Flexible SIP plans are typically linked to a key ratio. Once the market goes down and it hits the pre-fixed level or below the key ratio, the flexi SIPs kick in and the investments go up automatically. For example, the Flex SIP/STP option launched by Kotak Mahindra AMC uses P/E Ratio of the Nifty 50 for the same purpose. By default, it will invest three times of the SIP amount if the P/E ratio becomes equal to or falls below 15. The good part is that you can specify the amount in the application form to be invested in both scenarios, when the equity markets are low or high.
Though it reads like an ideal solution, many investment experts have issues with flexible SIPs. “Flexible SIP plans are extremely complicated and there are very few schemes with this option in the market,” says Trupti Muralidhar, Director, BITS portfolio Advisors.
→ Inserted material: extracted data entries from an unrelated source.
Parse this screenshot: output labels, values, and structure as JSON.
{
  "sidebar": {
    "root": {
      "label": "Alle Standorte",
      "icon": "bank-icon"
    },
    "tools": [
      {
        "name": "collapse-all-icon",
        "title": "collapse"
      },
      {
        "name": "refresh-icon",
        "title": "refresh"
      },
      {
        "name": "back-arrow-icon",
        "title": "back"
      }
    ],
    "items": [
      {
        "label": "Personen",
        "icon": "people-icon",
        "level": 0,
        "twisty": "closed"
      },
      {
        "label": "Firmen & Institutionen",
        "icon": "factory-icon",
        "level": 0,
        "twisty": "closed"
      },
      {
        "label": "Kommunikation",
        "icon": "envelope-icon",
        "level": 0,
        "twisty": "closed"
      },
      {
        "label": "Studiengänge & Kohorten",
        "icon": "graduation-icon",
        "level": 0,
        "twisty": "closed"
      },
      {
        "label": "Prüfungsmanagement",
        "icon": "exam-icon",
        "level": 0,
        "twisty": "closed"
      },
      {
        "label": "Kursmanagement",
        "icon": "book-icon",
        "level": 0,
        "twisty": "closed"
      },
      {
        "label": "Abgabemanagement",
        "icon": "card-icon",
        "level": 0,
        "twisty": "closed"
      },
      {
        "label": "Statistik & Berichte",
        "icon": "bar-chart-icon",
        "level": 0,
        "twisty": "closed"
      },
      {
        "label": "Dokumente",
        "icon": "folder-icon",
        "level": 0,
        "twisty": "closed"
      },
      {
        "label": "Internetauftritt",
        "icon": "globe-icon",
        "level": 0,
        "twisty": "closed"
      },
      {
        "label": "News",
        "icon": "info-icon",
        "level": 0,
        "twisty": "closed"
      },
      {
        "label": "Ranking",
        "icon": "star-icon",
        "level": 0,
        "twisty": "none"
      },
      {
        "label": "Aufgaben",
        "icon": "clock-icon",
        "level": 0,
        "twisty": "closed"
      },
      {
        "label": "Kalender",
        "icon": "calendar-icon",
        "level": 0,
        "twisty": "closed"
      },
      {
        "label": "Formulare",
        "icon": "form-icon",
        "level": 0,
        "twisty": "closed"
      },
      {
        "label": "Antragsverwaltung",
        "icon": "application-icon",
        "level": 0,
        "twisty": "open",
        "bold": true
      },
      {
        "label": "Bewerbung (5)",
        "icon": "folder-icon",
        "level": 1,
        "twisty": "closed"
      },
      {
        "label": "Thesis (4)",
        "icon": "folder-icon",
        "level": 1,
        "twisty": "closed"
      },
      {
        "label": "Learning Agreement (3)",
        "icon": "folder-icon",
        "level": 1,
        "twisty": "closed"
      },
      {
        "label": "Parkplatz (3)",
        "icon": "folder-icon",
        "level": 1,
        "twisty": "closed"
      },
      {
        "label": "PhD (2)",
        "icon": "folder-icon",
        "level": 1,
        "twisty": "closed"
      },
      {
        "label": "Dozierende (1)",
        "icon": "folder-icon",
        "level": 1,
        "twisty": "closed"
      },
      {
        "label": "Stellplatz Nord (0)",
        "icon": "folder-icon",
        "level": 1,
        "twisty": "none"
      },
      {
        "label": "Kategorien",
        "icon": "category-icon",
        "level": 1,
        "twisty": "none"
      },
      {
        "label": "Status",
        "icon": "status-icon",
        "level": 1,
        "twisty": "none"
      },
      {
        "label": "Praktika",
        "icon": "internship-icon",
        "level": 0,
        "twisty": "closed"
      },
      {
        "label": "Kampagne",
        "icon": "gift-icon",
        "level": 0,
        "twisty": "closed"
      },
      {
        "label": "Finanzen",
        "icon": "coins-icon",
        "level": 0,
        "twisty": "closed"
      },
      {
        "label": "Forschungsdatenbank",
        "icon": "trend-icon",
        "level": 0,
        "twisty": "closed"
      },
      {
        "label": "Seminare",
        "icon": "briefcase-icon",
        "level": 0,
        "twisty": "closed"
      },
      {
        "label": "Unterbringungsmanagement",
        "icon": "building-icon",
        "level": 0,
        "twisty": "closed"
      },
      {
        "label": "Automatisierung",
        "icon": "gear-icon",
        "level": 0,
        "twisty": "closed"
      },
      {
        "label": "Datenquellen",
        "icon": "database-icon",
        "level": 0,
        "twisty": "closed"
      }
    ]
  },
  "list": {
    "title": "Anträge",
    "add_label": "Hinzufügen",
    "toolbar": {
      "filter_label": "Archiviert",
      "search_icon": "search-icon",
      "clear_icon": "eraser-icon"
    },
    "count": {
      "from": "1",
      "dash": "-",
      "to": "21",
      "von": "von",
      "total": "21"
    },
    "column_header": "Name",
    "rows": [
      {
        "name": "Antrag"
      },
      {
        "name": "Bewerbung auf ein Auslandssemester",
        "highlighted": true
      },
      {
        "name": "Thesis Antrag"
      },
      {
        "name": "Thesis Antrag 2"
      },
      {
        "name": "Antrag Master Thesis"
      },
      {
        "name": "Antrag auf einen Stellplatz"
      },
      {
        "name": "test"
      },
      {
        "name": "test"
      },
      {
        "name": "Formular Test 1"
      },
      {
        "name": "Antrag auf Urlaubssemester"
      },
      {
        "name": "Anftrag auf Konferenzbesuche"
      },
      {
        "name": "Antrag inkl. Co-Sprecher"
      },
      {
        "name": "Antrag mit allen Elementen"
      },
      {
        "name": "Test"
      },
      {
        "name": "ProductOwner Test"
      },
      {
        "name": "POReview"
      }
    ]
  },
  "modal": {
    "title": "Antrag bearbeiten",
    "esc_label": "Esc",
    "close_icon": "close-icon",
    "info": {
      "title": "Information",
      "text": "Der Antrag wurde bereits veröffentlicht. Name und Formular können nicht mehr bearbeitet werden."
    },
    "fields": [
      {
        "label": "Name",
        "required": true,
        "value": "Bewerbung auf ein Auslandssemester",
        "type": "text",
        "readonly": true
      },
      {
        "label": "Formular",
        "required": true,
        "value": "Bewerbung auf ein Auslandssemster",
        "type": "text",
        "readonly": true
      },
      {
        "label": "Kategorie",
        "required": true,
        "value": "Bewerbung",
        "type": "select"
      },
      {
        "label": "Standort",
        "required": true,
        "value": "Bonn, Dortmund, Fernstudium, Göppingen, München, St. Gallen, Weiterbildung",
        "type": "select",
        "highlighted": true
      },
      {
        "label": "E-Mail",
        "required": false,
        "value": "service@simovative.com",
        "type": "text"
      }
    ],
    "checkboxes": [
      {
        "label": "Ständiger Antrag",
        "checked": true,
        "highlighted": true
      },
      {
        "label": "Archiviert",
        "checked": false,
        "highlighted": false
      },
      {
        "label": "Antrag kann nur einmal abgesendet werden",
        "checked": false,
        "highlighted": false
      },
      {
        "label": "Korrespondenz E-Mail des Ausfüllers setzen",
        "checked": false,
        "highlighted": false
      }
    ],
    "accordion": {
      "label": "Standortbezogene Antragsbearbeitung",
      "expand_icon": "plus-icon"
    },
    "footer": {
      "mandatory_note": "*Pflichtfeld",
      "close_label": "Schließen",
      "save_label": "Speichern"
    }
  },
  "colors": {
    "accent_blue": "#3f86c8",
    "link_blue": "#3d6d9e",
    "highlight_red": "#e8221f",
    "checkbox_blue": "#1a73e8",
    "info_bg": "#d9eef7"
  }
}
Most investment experts believe that investors would be in trouble if the SIP amount goes dramatically higher.
“The major disadvantage with such plans is that the investor doesn’t know how much amount will get deducted from his bank account,” says Bharat J Gandhi, a mutual fund advisor based in Mumbai. For example, if the flexible SIP amount jumps from Rs 10,000 to Rs 50,000 from Rs 10,000 or five times when the markets are low. This can result in serious financial complications. You might suddenly find that some of your cheques have bounced or you don’t have money to take care of some of the commitments that are dure later in the month.
This problem can be solved to a great extent if you put a cap on the maximum SIP amount. The application forms usually have the maximum and minimum limit. Make sure you opt for a maximum amount that would not upset your monthly budget beyond a point. However, you still may have to be proactive and keep track of your account balance to ensure that you have enough money in the bank account to take care of your commitments.
Another way out?
“I advise my clients to keep around 10 per cent of the investible corpus in liquid funds and use the STP route for additional investments whenever the equity markets fall by 7-8 per cent,” says Muralidhar. According to him, this is a better way of investing more when the market falls than the flexible SIP. Also, flexible SIP option is not available in all schemes. You can overcome this hurdle by using this ingenious method of investing.
“Using a combination of SIP and STP helps you to know when and how much are you actually investing,” says Gandhi.